The MTA chose Version 2.89 — Option 3 minus 15 gates here and there. And ever since making that decision two weeks ago, the MTA has been straining to justify what it’s really up to.

In November, MTA executive Jane Matsumoto criticized Option 3. “This gating option would be the costliest alternative and not necessarily the most effective based on the TMD Evasion Study results,” she wrote, referring to the MTA’s own data on fare evasion. “It would mean considerably more equipment, even at stations and on lines that have low evasion rates, and may have nominal impact to fare recovery.”

Bizarrely, Matsumoto now tells the Weekly that the Booz Allen Hamilton study is no longer applicable, just four months later, noting that it didn’t include 35 gates set to be installed on the Gold Line. “You can’t hold a feasibility study to the same level [of detail] as a contract order,” she says.

She insists the gating project — scheduled to be completed by Cubic within 24 months — will “pay for itself within the fourth year of operation.” Most of the savings, if they do materialize, will not be from halting scofflaws. They will come from firing 90 roving fare inspectors who check for passenger tickets intermittently.

As the Weekly reported last year, the reason Los Angeles is losing its honor-system subway while other cities tout theirs is so that the MTA can make transit riders use ID cards that act like credit cards. The MTA has poured $80 million into a “Total Access Pass” system, in which it hopes to utilize “smart cards” that can follow the movement of riders in the system. For that, MTA must have gates.

Inadvertently shedding light on all this, an aide to MTA board member Yvonne Burke, Mike Bohlke, says, “You have a lot of credit companies interested in our riders, a lot of people who are transit-dependent, don’t have credit cards. … There are a whole array of dividends we can achieve,” if riders are induced to use credit cards.

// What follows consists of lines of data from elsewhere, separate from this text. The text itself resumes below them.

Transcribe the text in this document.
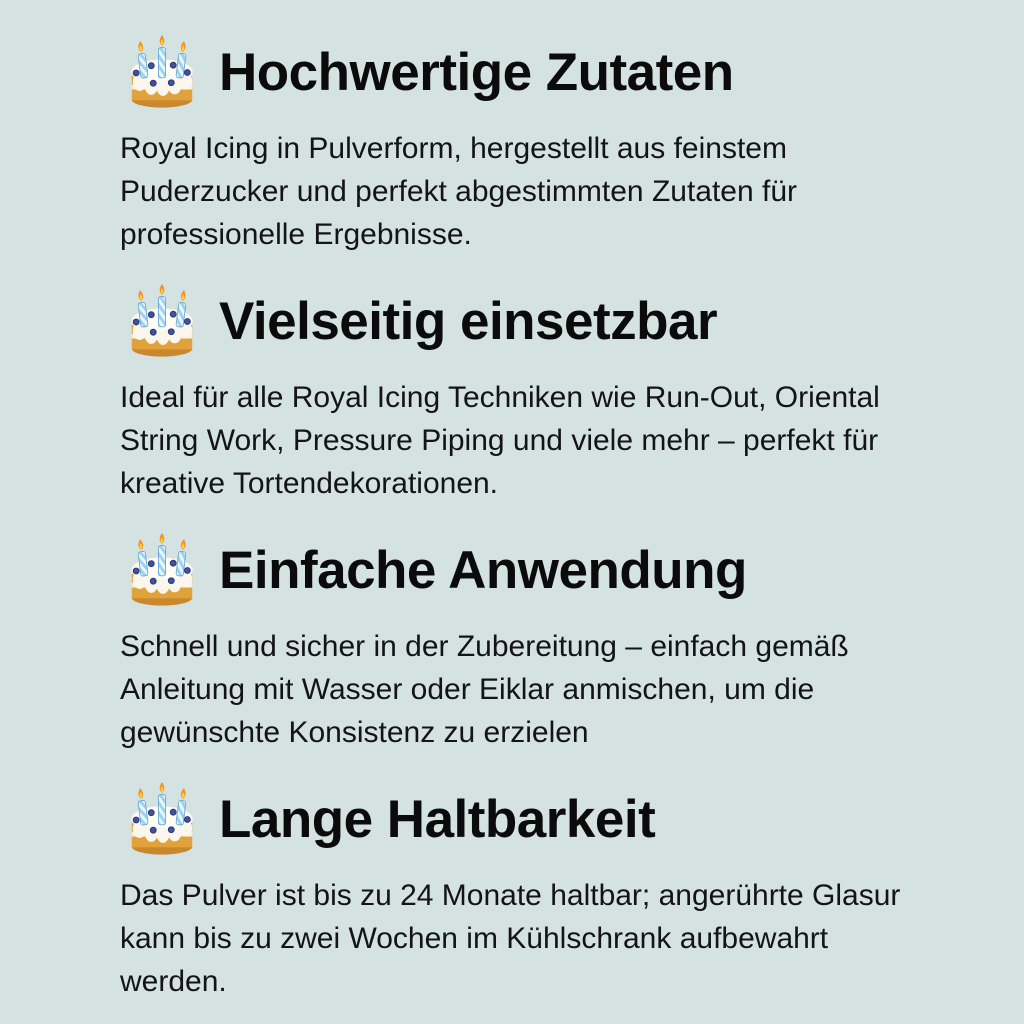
Hochwertige Zutaten

Royal Icing in Pulverform, hergestellt aus feinstem
Puderzucker und perfekt abgestimmten Zutaten für
professionelle Ergebnisse.

Vielseitig einsetzbar

Ideal für alle Royal Icing Techniken wie Run-Out, Oriental
String Work, Pressure Piping und viele mehr – perfekt für
kreative Tortendekorationen.

Einfache Anwendung

Schnell und sicher in der Zubereitung – einfach gemäß
Anleitung mit Wasser oder Eiklar anmischen, um die
gewünschte Konsistenz zu erzielen

Lange Haltbarkeit

Das Pulver ist bis zu 24 Monate haltbar; angerührte Glasur
kann bis zu zwei Wochen im Kühlschrank aufbewahrt
werden.
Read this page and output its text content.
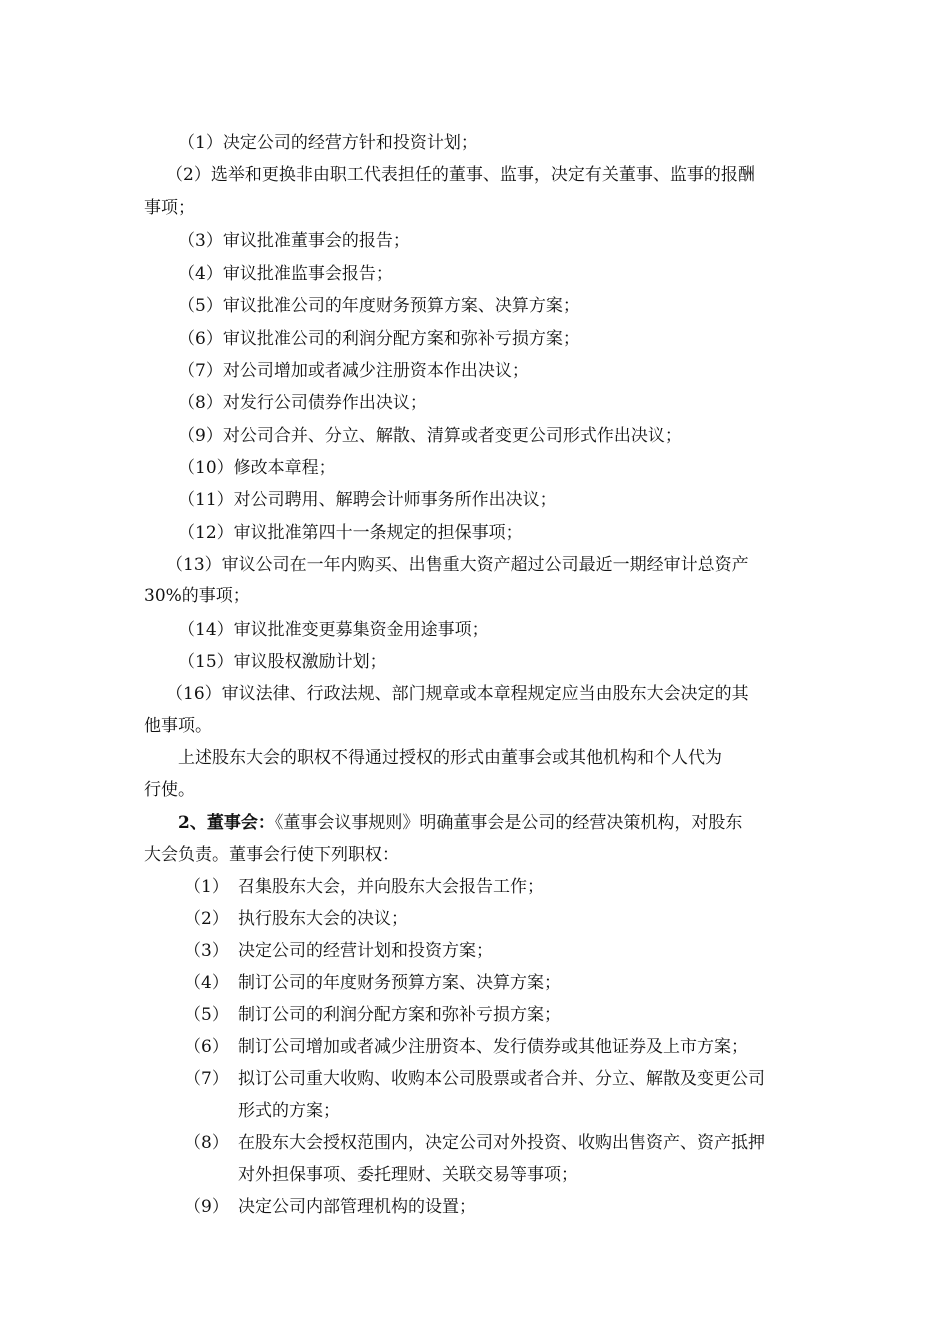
（1）决定公司的经营方针和投资计划；
（2）选举和更换非由职工代表担任的董事、监事，决定有关董事、监事的报酬
事项；
（3）审议批准董事会的报告；
（4）审议批准监事会报告；
（5）审议批准公司的年度财务预算方案、决算方案；
（6）审议批准公司的利润分配方案和弥补亏损方案；
（7）对公司增加或者减少注册资本作出决议；
（8）对发行公司债券作出决议；
（9）对公司合并、分立、解散、清算或者变更公司形式作出决议；
（10）修改本章程；
（11）对公司聘用、解聘会计师事务所作出决议；
（12）审议批准第四十一条规定的担保事项；
（13）审议公司在一年内购买、出售重大资产超过公司最近一期经审计总资产
30%的事项；
（14）审议批准变更募集资金用途事项；
（15）审议股权激励计划；
（16）审议法律、行政法规、部门规章或本章程规定应当由股东大会决定的其
他事项。
上述股东大会的职权不得通过授权的形式由董事会或其他机构和个人代为
行使。
2、董事会：《董事会议事规则》明确董事会是公司的经营决策机构，对股东
大会负责。董事会行使下列职权：
（1） 召集股东大会，并向股东大会报告工作；
（2） 执行股东大会的决议；
（3） 决定公司的经营计划和投资方案；
（4） 制订公司的年度财务预算方案、决算方案；
（5） 制订公司的利润分配方案和弥补亏损方案；
（6） 制订公司增加或者减少注册资本、发行债券或其他证券及上市方案；
（7） 拟订公司重大收购、收购本公司股票或者合并、分立、解散及变更公司
形式的方案；
（8） 在股东大会授权范围内，决定公司对外投资、收购出售资产、资产抵押
对外担保事项、委托理财、关联交易等事项；
（9） 决定公司内部管理机构的设置；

Matsumoto gives conflicting reasons: Metro wants to control “uncontrolled chaos” — her words. Metro wants to keep the homeless out. Metro wants to protect us from terrorism.

Yet the homeless are not a major problem on the rail lines. And the pricey new gating system doesn’t include “terror-fighting” tools like explosive-materials scanners — or finance the steep cost of training and employing workers to use these new technologies.

“I think the security argument is the way you get money these days,” says Richard Katz, the MTA board’s lone vote against the contract.


KATZ IS EITHER A STUBBORN FOOL or the smartest guy in the room. He believes the agency’s long history of bad assumptions is repeating itself. He’s unconvinced that the tiny percentage of riders who don’t pay fares ever will. They could merely disappear.

“I can count the number of times on one hand that MTA has been right about construction costs, operating costs — that doesn’t even include technological costs,” he says. “Any more money spent should go to Sheriff’s [deputies] — more eyes and ears on the platforms.”

Katz might be alone on the MTA board, but he has company in many big cities around the world, where open rail systems — like L.A.’s — are popular and the low percentage of scofflaws are considered a small price to pay.